Pushing mature cells into other lineages may offer a new way to replace cells involved in blood diseases and neurodegenerative disorders such as Alzheimer's disease. Scientists also say this approach offers the potential for converting lymphoma cells that are resistant to treatment into more manageable forms of cancer.
"We found that just two genes, EBF and Pax5, are turned off when B-cells are concerted into macrophages; Pax5 is a known oncogene implicated in the growth of B-cell lymphomas," Thomas-Tikhonenko said. "It's possible that by targeting this gene with drugs, we may be able to convert malignant B-cell lymphomas into much less harmful histiocytomas, tumors composed of relatively inactive macrophages."
Previous research has demonstrated that when B-cells are transplanted from an animal into a petri dish, the cells sometimes change into macrophages. Thomas-Tikhonenko and colleagues found that when the cells are returned to the animal, they generate spherical B-cell lymphomas, indicating that they have changed their identity yet again. Moreover, the cells could continue oscillating between B-cells and macrophages indefinitely, as many times as they were relocated.
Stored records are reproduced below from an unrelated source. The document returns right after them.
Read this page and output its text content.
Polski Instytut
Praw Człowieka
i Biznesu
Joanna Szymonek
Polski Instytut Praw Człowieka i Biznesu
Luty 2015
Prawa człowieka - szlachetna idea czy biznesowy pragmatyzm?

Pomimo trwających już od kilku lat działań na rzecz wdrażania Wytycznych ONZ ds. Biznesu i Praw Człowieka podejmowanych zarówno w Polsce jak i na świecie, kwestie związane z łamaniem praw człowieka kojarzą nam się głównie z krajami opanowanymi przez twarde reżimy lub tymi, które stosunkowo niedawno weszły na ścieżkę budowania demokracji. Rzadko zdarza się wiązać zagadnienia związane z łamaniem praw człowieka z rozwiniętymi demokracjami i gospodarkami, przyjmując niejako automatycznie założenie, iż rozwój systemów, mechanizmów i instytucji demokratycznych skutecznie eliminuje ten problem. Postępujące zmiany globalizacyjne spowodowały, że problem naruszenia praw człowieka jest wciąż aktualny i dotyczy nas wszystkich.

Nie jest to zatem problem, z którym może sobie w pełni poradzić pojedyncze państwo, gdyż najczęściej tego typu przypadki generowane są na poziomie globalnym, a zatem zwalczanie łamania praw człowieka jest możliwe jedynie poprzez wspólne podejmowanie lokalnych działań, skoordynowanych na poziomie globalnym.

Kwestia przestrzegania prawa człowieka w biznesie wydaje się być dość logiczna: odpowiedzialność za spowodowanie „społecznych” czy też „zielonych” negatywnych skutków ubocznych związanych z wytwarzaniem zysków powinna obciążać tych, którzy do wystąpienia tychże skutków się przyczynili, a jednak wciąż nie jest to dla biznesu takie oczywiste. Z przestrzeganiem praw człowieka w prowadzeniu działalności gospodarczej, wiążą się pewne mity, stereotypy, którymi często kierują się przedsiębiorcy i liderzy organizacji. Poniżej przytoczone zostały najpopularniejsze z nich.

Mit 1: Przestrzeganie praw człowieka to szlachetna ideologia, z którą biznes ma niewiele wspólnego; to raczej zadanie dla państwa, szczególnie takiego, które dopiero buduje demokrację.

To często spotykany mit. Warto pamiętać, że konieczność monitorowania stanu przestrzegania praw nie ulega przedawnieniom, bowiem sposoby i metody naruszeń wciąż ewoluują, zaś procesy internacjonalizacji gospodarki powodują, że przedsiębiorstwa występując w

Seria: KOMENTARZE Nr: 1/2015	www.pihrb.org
"In other words, ‘unfaithful' cells that have strayed from their original identity can ‘come to their senses' and return to the original lineage," Thomas-Tikhonenko said.
Like all blood cells, B-cells and macrophages descend from hematopoeitic stem cells; however, as members of different families, the two cells do not share a common parent. B-cells arise from a lymphoid progenitor, while macrophages come from a myeloid progenitor.
"Until recently, it was believed that the various cell types of the blood are generated from stem cells in a controlled but irreversible fashion," said James Hagman, an immunology researcher at the National Jewish Medical and Research Center in Denver who was not involved in this research. "Now, Dr. Thomas-Tikhonenko and colleagues provide a new example of developmental flexibility. Together with other published results, these observations blur the concept of fixed cell types and provide new insights concerning potential uses for adult stem cells."
Thomas-Tikhonenko was joined in the research by Duonan Yu and Michael H. Goldschmidt of Penn's Department of Pathobiology, David Allman and John G. Monroe of Penn's Department of Pathology and Laboratory Medicine and Michael L. Atchison of Penn's Department of Animal Biology. The work was funded by the National Cancer Institute.